I. Drug Delivery Devices
[0031] Local drug delivery devices, for example, devices in the
form of catheters, polymeric delivery devices, and/or stents, can
be used to deliver therapeutic agents to ischemic areas, such as
myocardial tissue at and downstream of the implantation site when
positioned directly at or near a site of a previously occluded
blood vessel. The delivery of an anti-ischemic agent locally at the
ischemic injury site improves the viability of the cells by
reducing ischemic injury to the myocardial cells including
reperfusion injury which may occur upon return of blood flow to the
ischemic tissue. In cases where reperfusion therapy is performed by
angioplasty, a stent is often delivered to the reopened occlusion
site. A drug delivery stent for delivery of a therapeutic agent for
treatment of ischemic injury and/or sensitizer thereof can be
implanted at the implantation site in the traditional manner after
angioplasty. The drug delivery stent for delivery of the
therapeutic agent implanted at or near the occlusion site following
reperfusion therapy provides the advantage of reduction of ischemic
injury including reduction of reperfusion injury without the
difficulties associated with systemic delivery of the therapeutic
agent. The implantable medical device may also include a drug that
inhibits restenosis.
[0032] Delivery devices can consist of something as simple as a
catheter which delivers drug into a blood vessel for release
downstream to the affected tissue; polymeric devices which can be
in the form of coatings; pellets; particles which contain bioactive
molecules that are released by diffusion or degradation of the
polymer over time; or a stent. The advantage of the stent is that
it can serve the dual purpose of a scaffolding within the blood
vessel and release of the bioactive molecules.

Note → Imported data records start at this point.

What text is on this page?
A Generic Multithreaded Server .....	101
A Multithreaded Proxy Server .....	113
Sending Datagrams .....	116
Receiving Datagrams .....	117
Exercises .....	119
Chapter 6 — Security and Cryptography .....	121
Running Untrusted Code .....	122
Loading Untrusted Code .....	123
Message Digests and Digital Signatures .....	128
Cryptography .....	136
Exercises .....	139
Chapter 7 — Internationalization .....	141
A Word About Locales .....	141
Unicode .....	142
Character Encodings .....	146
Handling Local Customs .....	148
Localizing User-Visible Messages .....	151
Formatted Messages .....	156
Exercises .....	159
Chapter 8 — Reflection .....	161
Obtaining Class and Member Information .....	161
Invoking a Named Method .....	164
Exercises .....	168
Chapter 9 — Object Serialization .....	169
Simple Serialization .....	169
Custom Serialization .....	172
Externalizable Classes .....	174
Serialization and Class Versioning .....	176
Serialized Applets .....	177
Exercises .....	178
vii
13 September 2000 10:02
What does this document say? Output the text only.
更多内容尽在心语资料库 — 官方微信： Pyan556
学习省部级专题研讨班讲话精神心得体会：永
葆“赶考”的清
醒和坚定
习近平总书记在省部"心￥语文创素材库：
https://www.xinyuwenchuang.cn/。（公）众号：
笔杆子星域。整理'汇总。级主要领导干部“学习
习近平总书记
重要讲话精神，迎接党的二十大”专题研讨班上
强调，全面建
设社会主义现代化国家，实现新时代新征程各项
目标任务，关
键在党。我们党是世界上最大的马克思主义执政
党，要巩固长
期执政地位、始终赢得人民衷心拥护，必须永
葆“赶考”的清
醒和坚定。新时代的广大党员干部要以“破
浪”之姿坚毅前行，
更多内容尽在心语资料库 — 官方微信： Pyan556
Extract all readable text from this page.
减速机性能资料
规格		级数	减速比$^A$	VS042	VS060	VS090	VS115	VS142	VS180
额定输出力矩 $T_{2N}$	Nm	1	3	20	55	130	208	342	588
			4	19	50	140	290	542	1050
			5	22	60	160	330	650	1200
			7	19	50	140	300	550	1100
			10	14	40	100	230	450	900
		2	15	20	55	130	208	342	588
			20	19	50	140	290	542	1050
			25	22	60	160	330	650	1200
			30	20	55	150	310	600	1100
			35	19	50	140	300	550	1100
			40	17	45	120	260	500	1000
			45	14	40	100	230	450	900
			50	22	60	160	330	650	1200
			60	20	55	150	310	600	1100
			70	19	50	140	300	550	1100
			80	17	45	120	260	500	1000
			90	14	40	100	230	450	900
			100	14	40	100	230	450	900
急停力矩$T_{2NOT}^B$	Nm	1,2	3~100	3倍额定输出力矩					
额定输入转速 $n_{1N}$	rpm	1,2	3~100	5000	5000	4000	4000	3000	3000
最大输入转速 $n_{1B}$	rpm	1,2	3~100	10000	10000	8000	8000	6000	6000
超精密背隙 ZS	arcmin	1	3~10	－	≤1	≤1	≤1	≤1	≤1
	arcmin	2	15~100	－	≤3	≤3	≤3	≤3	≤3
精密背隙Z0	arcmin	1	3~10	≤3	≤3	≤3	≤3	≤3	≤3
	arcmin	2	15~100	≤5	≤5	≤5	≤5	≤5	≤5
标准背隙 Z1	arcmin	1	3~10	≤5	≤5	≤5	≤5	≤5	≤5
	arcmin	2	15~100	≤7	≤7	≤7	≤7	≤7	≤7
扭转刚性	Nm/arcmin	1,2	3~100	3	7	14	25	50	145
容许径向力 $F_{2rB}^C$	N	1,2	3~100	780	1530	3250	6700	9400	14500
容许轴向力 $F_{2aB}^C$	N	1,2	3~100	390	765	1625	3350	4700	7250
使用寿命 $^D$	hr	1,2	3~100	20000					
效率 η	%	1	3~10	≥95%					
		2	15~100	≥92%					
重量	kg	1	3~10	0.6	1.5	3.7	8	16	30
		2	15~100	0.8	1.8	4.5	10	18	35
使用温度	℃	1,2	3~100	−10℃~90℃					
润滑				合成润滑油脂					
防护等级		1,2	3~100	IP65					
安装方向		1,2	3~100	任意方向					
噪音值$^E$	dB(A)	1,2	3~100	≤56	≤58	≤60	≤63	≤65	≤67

[0033] Examples of devices for administration of biologically
active agent include artificial organs such as artificial hearts,
anatomical reconstruction prostheses, coronary stents, vascular
grafts and conduits, vascular and structural stents, vascular
shunts, biological conduits, stents, valved grafts, permanently
in-dwelling percutaneous devices, and combinations thereof. Other
biomedical devices that are designed to dwell for extended periods
of time within a patient that are suitable for the inclusion of
therapeutic agents include, for example, Hickman catheters and
other percutaneous articles that are designed for use over a
plurality of days. Polymeric delivery devices include, for example,
U.S. Pat. Nos. 6,491,617 to Ogle, et al., 5,843,156, and 6,290,729
to Slepian, et al. In Slepian, et al., the therapeutic agent is
incorporated into a polymeric material which is applied as a
thermoplastic coating that is heated to conform to the surface of a
vessel, or more preferably, applied in a polymeric material that is
in a fluent state at the time of application and photopolymerized
in situ.
[0034] Examples of methods and materials for application and
release of therapeutic agents in a polymeric coating on an
implantable medical device are described in U.S. Pat. Nos.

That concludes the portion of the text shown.